Telltale Signs Your Well May Need To Be Serviced
While you enjoy your beautiful home in the country, there are a few things you'll need to maintain on a regular basis. This includes your well and septic tank. But in between routine maintenance, how do you know if there is a potential problem? If you happen to notice some of these issues popping up, it's best to address them right away rather than put them off.
One of the most obvious signs of a problem with your well is a lack of water. If you wake up to no water at all, there could be several culprits.
The first thing most homeowners do is check their well pumps to make sure it is turning on and didn't lose prime. In addition, have a well company come out and evaluate the situation. They may have to lower the water pipe deeper into the well so the pump can work properly. If this doesn't work, consider having a new well dug to tap into a better water source.
It could also be a crack in one of the main water pipes. Signs of this include a small amount of water emerging but also a lot of sputtering and air in the lines.

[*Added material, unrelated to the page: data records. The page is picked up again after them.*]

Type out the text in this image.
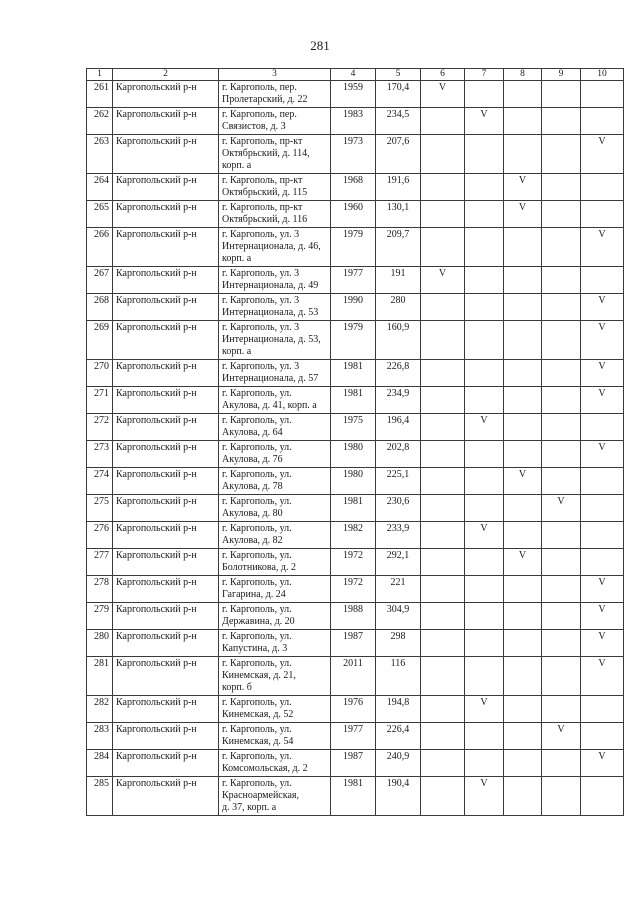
281
1	2	3	4	5	6	7	8	9	10
261	Каргопольский р-н	г. Каргополь, пер.
Пролетарский, д. 22	1959	170,4	V				
262	Каргопольский р-н	г. Каргополь, пер.
Связистов, д. 3	1983	234,5		V			
263	Каргопольский р-н	г. Каргополь, пр-кт
Октябрьский, д. 114,
корп. а	1973	207,6					V
264	Каргопольский р-н	г. Каргополь, пр-кт
Октябрьский, д. 115	1968	191,6			V		
265	Каргопольский р-н	г. Каргополь, пр-кт
Октябрьский, д. 116	1960	130,1			V		
266	Каргопольский р-н	г. Каргополь, ул. 3
Интернационала, д. 46,
корп. а	1979	209,7					V
267	Каргопольский р-н	г. Каргополь, ул. 3
Интернационала, д. 49	1977	191	V				
268	Каргопольский р-н	г. Каргополь, ул. 3
Интернационала, д. 53	1990	280					V
269	Каргопольский р-н	г. Каргополь, ул. 3
Интернационала, д. 53,
корп. а	1979	160,9					V
270	Каргопольский р-н	г. Каргополь, ул. 3
Интернационала, д. 57	1981	226,8					V
271	Каргопольский р-н	г. Каргополь, ул.
Акулова, д. 41, корп. а	1981	234,9					V
272	Каргопольский р-н	г. Каргополь, ул.
Акулова, д. 64	1975	196,4		V			
273	Каргопольский р-н	г. Каргополь, ул.
Акулова, д. 76	1980	202,8					V
274	Каргопольский р-н	г. Каргополь, ул.
Акулова, д. 78	1980	225,1			V		
275	Каргопольский р-н	г. Каргополь, ул.
Акулова, д. 80	1981	230,6				V	
276	Каргопольский р-н	г. Каргополь, ул.
Акулова, д. 82	1982	233,9		V			
277	Каргопольский р-н	г. Каргополь, ул.
Болотникова, д. 2	1972	292,1			V		
278	Каргопольский р-н	г. Каргополь, ул.
Гагарина, д. 24	1972	221					V
279	Каргопольский р-н	г. Каргополь, ул.
Державина, д. 20	1988	304,9					V
280	Каргопольский р-н	г. Каргополь, ул.
Капустина, д. 3	1987	298					V
281	Каргопольский р-н	г. Каргополь, ул.
Кинемская, д. 21,
корп. б	2011	116					V
282	Каргопольский р-н	г. Каргополь, ул.
Кинемская, д. 52	1976	194,8		V			
283	Каргопольский р-н	г. Каргополь, ул.
Кинемская, д. 54	1977	226,4				V	
284	Каргопольский р-н	г. Каргополь, ул.
Комсомольская, д. 2	1987	240,9					V
285	Каргопольский р-н	г. Каргополь, ул.
Красноармейская,
д. 37, корп. а	1981	190,4		V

Cloudy or muddy water despite proper water treatment could indicate a sinking water table or bad filter.
Slow Water Pressure
Turn on your faucet or shower only to have the water trickle out? Slow water pressure can be indicative that your well and water system need servicing. A bad pressure switch or gauge may be the issue. Either the switch is bad or it is malfunctioning because of a minor leak. A well servicing pro will be able to access the switch and tell if the contacts just need to be cleaned, if there is a blockage somewhere in the lines, or if it can be repaired.
High Electric Bill
Noticing a sudden rise in your electric bill can be alarming. You'll need to troubleshoot where it's coming from. If you notice that the well pump is turning on and off constantly or staying on continuously, it definitely needs to be checked. It could be because of bad rings or seals or just a worn-out pressure switch. Find a plumber or well water pro that specializes in pressure tanks to come out and troubleshoot the entire system. Once fixed, you should start to see your pump running normally (between 40 and 60 psi) and your utility bills back in check.
Routine inspections from a qualified water well contractor or plumber can help spot underlying issues before they become a real problem. Being without water is difficult. Get these issues checked and keep things flowing.